This is the ninth in a series of interviews with poets and remixers who have provided or worked with material from The Poetry Storehouse — a website which collects “great contemporary poems for creative remix.” Anyone who submits to the Storehouse has to think through the question of creative control — how important is it to you, what do you gain or lose by holding on to or releasing control? Our ninth interview is with Bill Yarrow.
1. Submitting to The Poetry Storehouse means taking a step back from a focus on oneself as individual creator and opening up one’s work to a new set of creative possibilities. Talk about your relationship to your work and how you view this sort of control relinquishment.
BY: I don’t believe in private property (alas, I live in a world which does), and neither do I believe in private intellectual property. As far as I’m concerned, anything I create belongs (excluding rights reserved to any and all publishers of the material) to anyone who wants it, and everyone can, with attribution (and respecting publishers’ rights where applicable), use it in basically any way he or she likes.* So when I found out about The Poetry Storehouse, I was delighted because its philosophy of sharing and collaborative creativity is my philosophy as well.
2. There is never any telling whether one will love or hate the remixes that result when a poet permits remixing of his or her work by others. Please describe the remixes that have resulted for your work at the Storehouse and your own reactions to them.
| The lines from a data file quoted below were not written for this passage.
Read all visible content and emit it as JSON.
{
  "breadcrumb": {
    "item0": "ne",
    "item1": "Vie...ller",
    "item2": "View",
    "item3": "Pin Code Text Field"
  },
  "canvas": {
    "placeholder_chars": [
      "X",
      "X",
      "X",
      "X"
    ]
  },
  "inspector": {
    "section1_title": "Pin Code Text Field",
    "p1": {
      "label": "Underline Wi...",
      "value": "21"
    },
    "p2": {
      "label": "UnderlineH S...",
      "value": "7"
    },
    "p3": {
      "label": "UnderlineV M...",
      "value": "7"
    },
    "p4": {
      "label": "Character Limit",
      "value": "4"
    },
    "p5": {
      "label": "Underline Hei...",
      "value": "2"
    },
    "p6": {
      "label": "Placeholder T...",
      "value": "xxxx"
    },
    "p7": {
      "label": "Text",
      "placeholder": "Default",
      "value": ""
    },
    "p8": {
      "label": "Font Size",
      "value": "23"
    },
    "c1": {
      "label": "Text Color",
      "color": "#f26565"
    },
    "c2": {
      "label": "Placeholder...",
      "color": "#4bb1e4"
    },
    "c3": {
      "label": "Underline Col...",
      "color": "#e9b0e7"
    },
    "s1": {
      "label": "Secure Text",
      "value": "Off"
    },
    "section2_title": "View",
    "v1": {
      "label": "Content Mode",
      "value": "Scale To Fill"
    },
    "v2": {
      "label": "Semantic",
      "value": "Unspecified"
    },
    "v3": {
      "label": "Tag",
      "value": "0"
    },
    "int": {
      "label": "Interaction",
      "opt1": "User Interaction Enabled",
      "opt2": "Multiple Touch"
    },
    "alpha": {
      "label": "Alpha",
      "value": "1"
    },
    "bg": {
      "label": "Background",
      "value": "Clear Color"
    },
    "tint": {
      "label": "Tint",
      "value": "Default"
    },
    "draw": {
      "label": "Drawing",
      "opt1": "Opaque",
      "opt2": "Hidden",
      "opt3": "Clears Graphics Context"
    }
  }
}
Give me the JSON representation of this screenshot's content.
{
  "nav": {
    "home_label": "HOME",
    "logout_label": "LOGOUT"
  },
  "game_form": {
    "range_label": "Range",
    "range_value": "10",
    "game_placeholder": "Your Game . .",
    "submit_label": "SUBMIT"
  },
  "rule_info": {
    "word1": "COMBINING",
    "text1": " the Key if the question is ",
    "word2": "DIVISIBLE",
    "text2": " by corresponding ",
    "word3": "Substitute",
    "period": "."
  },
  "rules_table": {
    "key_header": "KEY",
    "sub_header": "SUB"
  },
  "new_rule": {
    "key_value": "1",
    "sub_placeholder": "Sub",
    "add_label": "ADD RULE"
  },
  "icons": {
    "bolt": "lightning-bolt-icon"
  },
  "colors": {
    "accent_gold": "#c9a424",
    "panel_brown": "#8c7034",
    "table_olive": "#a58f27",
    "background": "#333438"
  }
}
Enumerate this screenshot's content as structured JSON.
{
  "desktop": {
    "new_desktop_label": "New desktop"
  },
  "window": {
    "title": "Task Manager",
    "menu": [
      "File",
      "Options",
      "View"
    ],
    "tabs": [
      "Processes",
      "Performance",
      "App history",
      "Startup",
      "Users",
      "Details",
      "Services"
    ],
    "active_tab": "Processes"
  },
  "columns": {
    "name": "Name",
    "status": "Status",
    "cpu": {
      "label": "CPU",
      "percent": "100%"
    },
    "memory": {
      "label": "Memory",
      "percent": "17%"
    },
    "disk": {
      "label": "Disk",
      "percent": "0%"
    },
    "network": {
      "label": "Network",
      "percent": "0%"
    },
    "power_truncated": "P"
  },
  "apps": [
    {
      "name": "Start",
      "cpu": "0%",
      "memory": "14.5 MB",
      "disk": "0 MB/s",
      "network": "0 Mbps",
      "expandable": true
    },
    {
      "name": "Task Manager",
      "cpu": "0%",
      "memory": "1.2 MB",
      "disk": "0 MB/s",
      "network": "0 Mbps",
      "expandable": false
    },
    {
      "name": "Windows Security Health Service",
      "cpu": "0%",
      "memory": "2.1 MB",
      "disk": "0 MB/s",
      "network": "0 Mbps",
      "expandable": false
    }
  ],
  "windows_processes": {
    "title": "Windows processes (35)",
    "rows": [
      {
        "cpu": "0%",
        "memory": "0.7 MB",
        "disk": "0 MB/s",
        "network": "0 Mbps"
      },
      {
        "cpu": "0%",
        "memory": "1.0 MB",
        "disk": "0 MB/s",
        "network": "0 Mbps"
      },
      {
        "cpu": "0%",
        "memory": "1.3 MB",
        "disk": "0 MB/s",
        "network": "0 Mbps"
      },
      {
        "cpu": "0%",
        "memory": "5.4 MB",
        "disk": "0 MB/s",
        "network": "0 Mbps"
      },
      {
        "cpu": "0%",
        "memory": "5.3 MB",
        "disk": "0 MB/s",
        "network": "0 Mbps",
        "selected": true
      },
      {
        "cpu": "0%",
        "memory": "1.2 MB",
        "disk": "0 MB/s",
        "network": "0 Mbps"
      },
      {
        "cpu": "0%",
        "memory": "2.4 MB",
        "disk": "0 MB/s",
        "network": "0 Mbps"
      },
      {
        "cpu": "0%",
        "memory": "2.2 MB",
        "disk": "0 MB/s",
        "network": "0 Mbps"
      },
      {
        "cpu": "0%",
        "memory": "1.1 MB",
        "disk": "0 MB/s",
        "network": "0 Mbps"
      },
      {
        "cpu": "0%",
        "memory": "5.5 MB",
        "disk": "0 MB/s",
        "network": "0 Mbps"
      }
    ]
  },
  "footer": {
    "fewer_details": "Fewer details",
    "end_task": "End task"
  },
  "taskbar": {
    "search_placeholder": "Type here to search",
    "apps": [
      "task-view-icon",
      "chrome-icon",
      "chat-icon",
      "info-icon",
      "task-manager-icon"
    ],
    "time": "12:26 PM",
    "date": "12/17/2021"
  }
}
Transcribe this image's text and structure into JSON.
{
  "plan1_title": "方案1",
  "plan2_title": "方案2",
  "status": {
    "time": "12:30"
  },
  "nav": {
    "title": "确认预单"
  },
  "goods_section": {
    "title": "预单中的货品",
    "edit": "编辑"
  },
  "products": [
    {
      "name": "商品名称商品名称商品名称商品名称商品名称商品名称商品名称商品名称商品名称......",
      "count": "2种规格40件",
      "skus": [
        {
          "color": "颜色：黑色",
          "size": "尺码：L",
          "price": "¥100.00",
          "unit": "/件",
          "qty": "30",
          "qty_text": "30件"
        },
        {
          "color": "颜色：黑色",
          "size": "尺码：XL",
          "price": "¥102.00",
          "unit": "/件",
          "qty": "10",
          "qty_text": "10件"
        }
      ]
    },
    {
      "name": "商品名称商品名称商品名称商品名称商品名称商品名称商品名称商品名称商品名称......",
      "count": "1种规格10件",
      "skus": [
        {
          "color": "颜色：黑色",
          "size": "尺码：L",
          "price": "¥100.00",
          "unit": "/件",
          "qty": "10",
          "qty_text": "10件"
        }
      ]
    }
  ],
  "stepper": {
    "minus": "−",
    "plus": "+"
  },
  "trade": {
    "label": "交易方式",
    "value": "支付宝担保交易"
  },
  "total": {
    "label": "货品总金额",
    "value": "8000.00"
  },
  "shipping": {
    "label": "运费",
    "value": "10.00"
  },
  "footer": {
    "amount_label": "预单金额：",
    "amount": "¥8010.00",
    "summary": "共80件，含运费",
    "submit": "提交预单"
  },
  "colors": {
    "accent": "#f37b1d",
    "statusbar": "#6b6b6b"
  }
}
BY: When you send your work out into the world, you are releasing it, you are giving it away. It no longer belongs to you. You can’t control how people read it, react to it, interpret it, or, in the case of The Poetry Storehouse, reuse and remix it.
I am delighted that other artists found two of the poems I put in The Poetry Storehouse of enough interest and inspiration to fashion from them something of their own. Othniel Smith’s fashioned a literal rendition of my poem “Florid Psychosis.” I found his video remix an extremely witty and entertaining translation. Nic S. sought a poetic counterpart to my poem “Need” and created (adding her own brilliant reading of the poem as well as a beautifully haunting soundtrack) a mesmerizing video. I was enchanted by her remix. I especially liked that both creators found their material in the Internet Archive, Othniel using film clips from films in the Prelinger Archive, Nic using footage mostly from NASA archives.
3. Would you do this again? What is your advice to other poets who might be considering submitting to The Poetry Storehouse?
BY: In a heartbeat!
My advice to other poets? Submit your BEST work to The Poetry Storehouse in a heartbeat!
4. Is there anything about the Storehouse process or approach that you feel might with benefit be done differently?
BY: I just write poems. I don’t have imagination for much else.
5. Is there anything else you would like to say about your Poetry Storehouse experience?
BY: Yes, two things.
- The Poetry Storehouse accepts previously-published poems! Do you understand how important, how generous, and how amazing that is?
- Having your work available to further development and expression (personally, I see it as resurrection) is a great blessing. Being published on The Poetry Storehouse is a munificent opportunity. If you don’t take advantage of it, you have only yourself to blame.
*That is to say, a Creative Commons Attribution-Non Commercial license.